La mer était dure et plus, contraire à la marche du léger brick qu'à celle de la vaillante frégate qui le poursuivait; mais don Graviel ne parut pas inquiet un seul instant. Il changea la route pour se rapprocher des brisants qui bordent au nord de l'île de Cuba entre la Havane et le cap San-Antonio. Les bas-fonds sur lesquels il naviguait avec une incroyable confiance lui servaient de rempart contre la frégate, dont l'équipage avait été remis au complet. Nous n'ajouterons pas que le capitaine Bertuzzi et ses négriers avaient obtenu du gouverneur l'ordre de monter à son bord.

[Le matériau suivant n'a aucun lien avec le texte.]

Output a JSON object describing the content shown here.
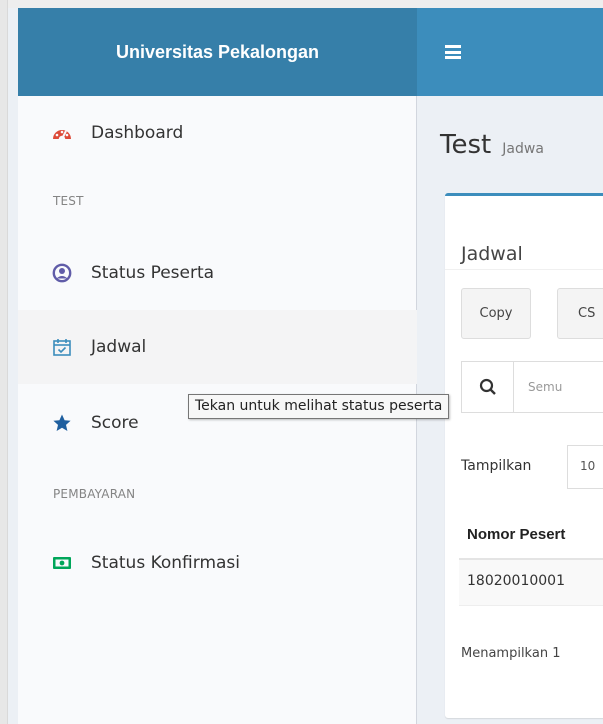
{
  "header": {
    "logo": "Universitas Pekalongan"
  },
  "sidebar": {
    "items": [
      {
        "label": "Dashboard",
        "icon": "dashboard-icon"
      },
      {
        "label": "Status Peserta",
        "icon": "user-circle-icon"
      },
      {
        "label": "Jadwal",
        "icon": "calendar-check-icon"
      },
      {
        "label": "Score",
        "icon": "star-icon"
      },
      {
        "label": "Status Konfirmasi",
        "icon": "money-icon"
      }
    ],
    "headers": [
      "TEST",
      "PEMBAYARAN"
    ]
  },
  "tooltip": "Tekan untuk melihat status peserta",
  "content": {
    "title": "Test",
    "subtitle": "Jadwa",
    "box": {
      "title": "Jadwal",
      "buttons": [
        "Copy",
        "CS"
      ],
      "search_placeholder": "Semu",
      "show_label": "Tampilkan",
      "show_value": "10",
      "table": {
        "header": "Nomor Pesert",
        "row": "18020010001"
      },
      "info": "Menampilkan 1"
    }
  },
  "colors": {
    "header_logo_bg": "#367fa9",
    "header_nav_bg": "#3c8dbc",
    "dashboard_icon": "#dd4b39",
    "user_icon": "#605ca8",
    "calendar_icon": "#3c8dbc",
    "star_icon": "#1f5f9f",
    "money_icon": "#00a65a"
  }
}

Le lendemain au point du jour, le cap San-Antonio était doublé; la Santa-Fé apparaissait encore à l'horizon. Don Graviel essaya de plusieurs allures et vit qu'en serrant le vent, il avait un avantage marqué sur son chasseur; mais au moment où il prenait cette direction, qui le menait à l'île des Pins, un grand navire se dressa sur l'avant tout à coup.
Les corsaires l'examinaient attentivement.
«Frégate anglaise!, dit en toussant le lieutenant Fernando.
--Que diable! répondit don Graviel, nous sommes en force.
--En force? murmura le garde-marine.
--Oui, tu vas voir. Hissez le pavillon anglais! et gouvernons droit.»